Description
A fresh and vibrant Strawberry Avocado Salad featuring a mix of spring greens, sweet strawberries, creamy avocado, tangy feta, and toasted pecans, all tossed in a light poppy seed dressing. Perfect for a quick, nutritious, and colorful meal or side dish.
Ingredients
Scale
Salad
- 6 cups spring mix salad greens
- 3 cups strawberries, quartered or sliced
- 2 avocados, diced
- 1/2 cup feta cheese, crumbled
- 1 cup pecans, chopped
Dressing
- 2 tablespoons olive oil
- 1 tablespoon red wine vinegar
- 1 teaspoon honey (optional)
- 1 teaspoon poppy seeds
- 1/8 teaspoon ground mustard
- Pinch of salt and pepper, or more to taste
Instructions
- Toast the Pecans: Add the chopped pecans to a large skillet over medium heat. Stir frequently for 3-4 minutes until the pecans are toasted and fragrant. Remove from heat and set aside to cool.

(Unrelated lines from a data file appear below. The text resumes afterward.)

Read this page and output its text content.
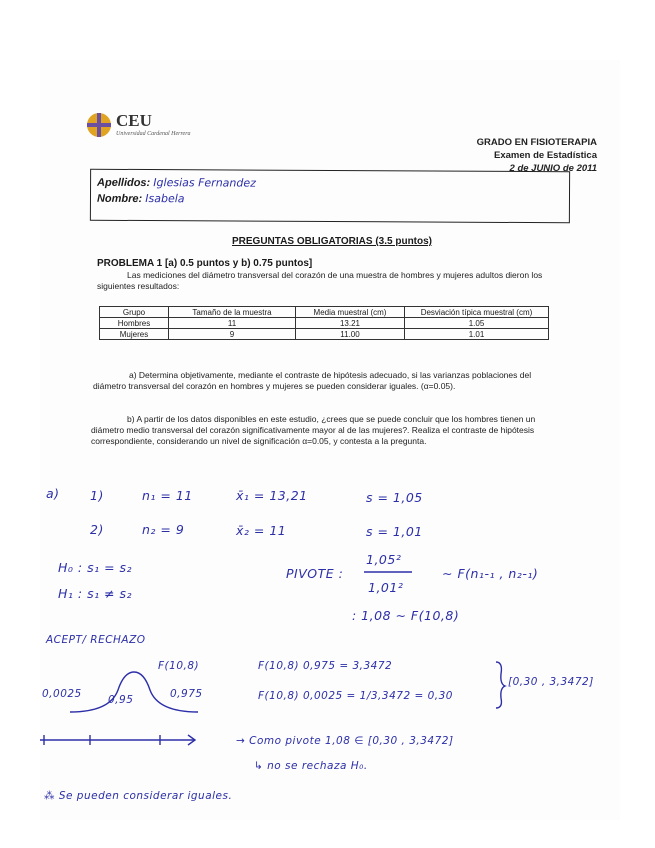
CEU
Universidad Cardenal Herrera
GRADO EN FISIOTERAPIA
Examen de Estadística
2 de JUNIO de 2011
Apellidos: Iglesias Fernandez
Nombre: Isabela
PREGUNTAS OBLIGATORIAS (3.5 puntos)
PROBLEMA 1 [a) 0.5 puntos y b) 0.75 puntos]
Las mediciones del diámetro transversal del corazón de una muestra de hombres y mujeres adultos dieron los siguientes resultados:
Grupo	Tamaño de la muestra	Media muestral (cm)	Desviación típica muestral (cm)
Hombres	11	13.21	1.05
Mujeres	9	11.00	1.01
a) Determina objetivamente, mediante el contraste de hipótesis adecuado, si las varianzas poblaciones del diámetro transversal del corazón en hombres y mujeres se pueden considerar iguales. (α=0.05).
b) A partir de los datos disponibles en este estudio, ¿crees que se puede concluir que los hombres tienen un diámetro medio transversal del corazón significativamente mayor al de las mujeres?. Realiza el contraste de hipótesis correspondiente, considerando un nivel de significación α=0.05, y contesta a la pregunta.
a) 1)	n₁ = 11	x̄₁ = 13,21	s = 1,05
2)	n₂ = 9	x̄₂ = 11	s = 1,01
H₀ : s₁ = s₂
H₁ : s₁ ≠ s₂
PIVOTE :
1,05²
1,01²
∼ F(n₁-₁ , n₂-₁)
: 1,08 ∼ F(10,8)
ACEPT/ RECHAZO
F(10,8)
0,0025	0,95	0,975
F(10,8) 0,975 = 3,3472
F(10,8) 0,0025 = 1/3,3472 = 0,30
[0,30 , 3,3472]
→ Como pivote 1,08 ∈ [0,30 , 3,3472]
↳ no se rechaza H₀.
⁂ Se pueden considerar iguales.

- Combine Salad Ingredients: In a large salad bowl, combine the spring mix salad greens, quartered or sliced strawberries, diced avocado, crumbled feta cheese, and toasted pecans.
- Prepare the Dressing: In a small bowl, whisk together olive oil, red wine vinegar, honey (if using), poppy seeds, ground mustard, salt, and pepper until well combined.
- Toss the Salad: Pour the dressing over the salad mixture. Toss gently but thoroughly to evenly coat all ingredients with the dressing. Serve immediately for best freshness.
Notes
- To toast pecans evenly, keep stirring to prevent burning.
- Honey in the dressing is optional—omit for a less sweet and lower sugar version.
- Use ripe but firm avocados to prevent mushiness in the salad.
- Dress the salad just before serving to avoid sogginess.
- For added zest, a squeeze of lemon juice can be added to the dressing.